La bella Lola de…

¡Ya zarpa; ya sale del puerto, de la bahía, y empieza a surcar los mares, ese barco gallardo, altanero, con su porte altivo y majestuoso! ¿Quién lo pilota? ¿Quién va dentro? No lleva capitán, segundo de abordo, contra-maestre, tripulación… ¡Va sólo un corazón ingrato, que huye de una felicidad eterna, para, con esa sed aventurera de todos los conquistadores, abandonar esa dicha, y se ha lanzado a las olas, sin rumbo fijo. No sabe si el mar lo engullirá, arribará a algún puerto o se estrellará en los escollos de una isla ignota! Allí, junto a la nora que antes sujetaba, con una gruesa maroma, la mole que danza al son de las ondas, está una mujer; no llora: tiene los ojos secos de tanto llanto vertido, pero ha sido fiel hasta el último en que lo ha perdido. Se quita el blanco pañuelo de la cabeza y lo agita al viento, para decirle adiós a ese amor, ido para siempre.

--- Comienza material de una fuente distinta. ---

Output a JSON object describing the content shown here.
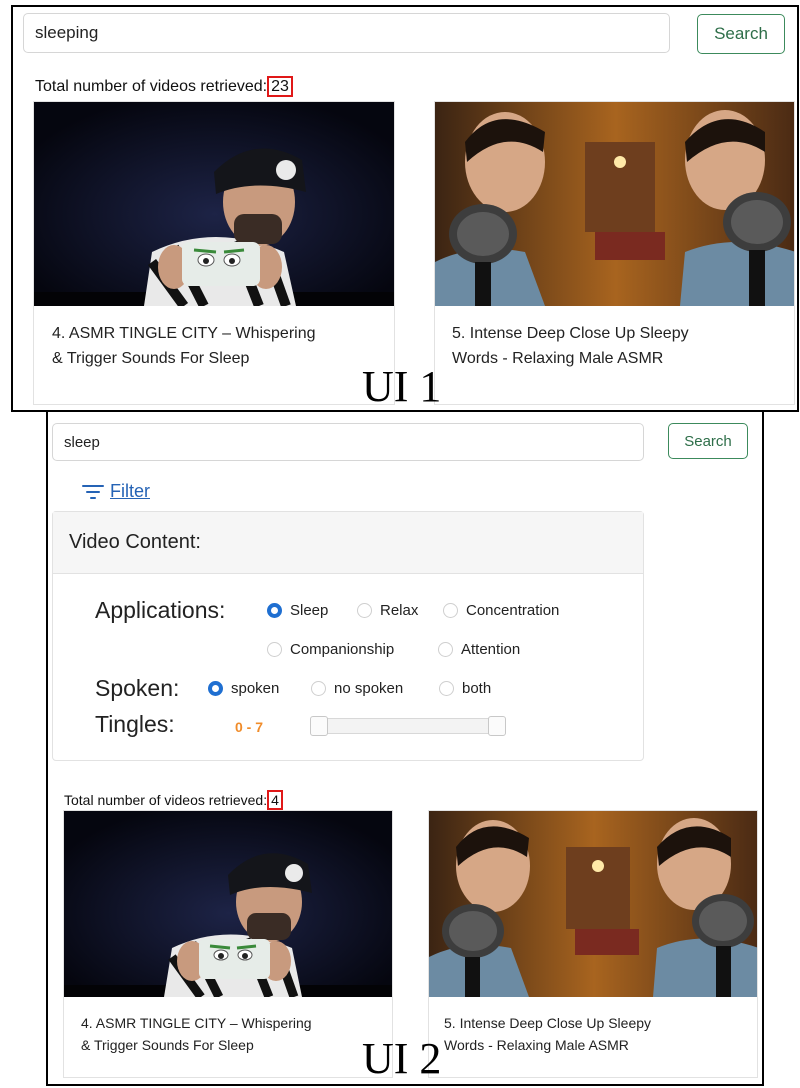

Anda unos pasos y se sienta en un banco, con esa espera persistente de las almas nobles. Debería convertirse en estatua de sal, como la esposa de Lot, al tener tan cerca el mar, pero no; el paso de los minutos, horas, días, meses y años, ha hecho de ella una figura rígida y dura de bronce. El cuerpo pertenece a la tierra, pero su mirada estará eternamente frente a la lontananza («Il lontano»), como dirían en Italia, esperando por si alguna vez aparece el objeto de su desamor, de su abandono, aquel corazón al que adorará por los siglos venideros. La gente al pasar y verla dicen: «¡Qué bella mujer! ¿Quién será?». Algún lugareño, alguien que conoce la historia, contestará: «¡Es… La bella Lola, símbolo moreno de sol y sal, emblema de Torrevieja, mujer que fue abandonada por un marinero, que nunca más volvió, y ella (cual heroína de Liechtenstein, cuyos cabellos se volvieron canos en un solo día, por culpa de un mal amor) se convirtió en algo deshumanizado y sólo persiste con los ojos puestos en ese mar ladrón, que le robó el corazón, dejando su alma en carnes vivas».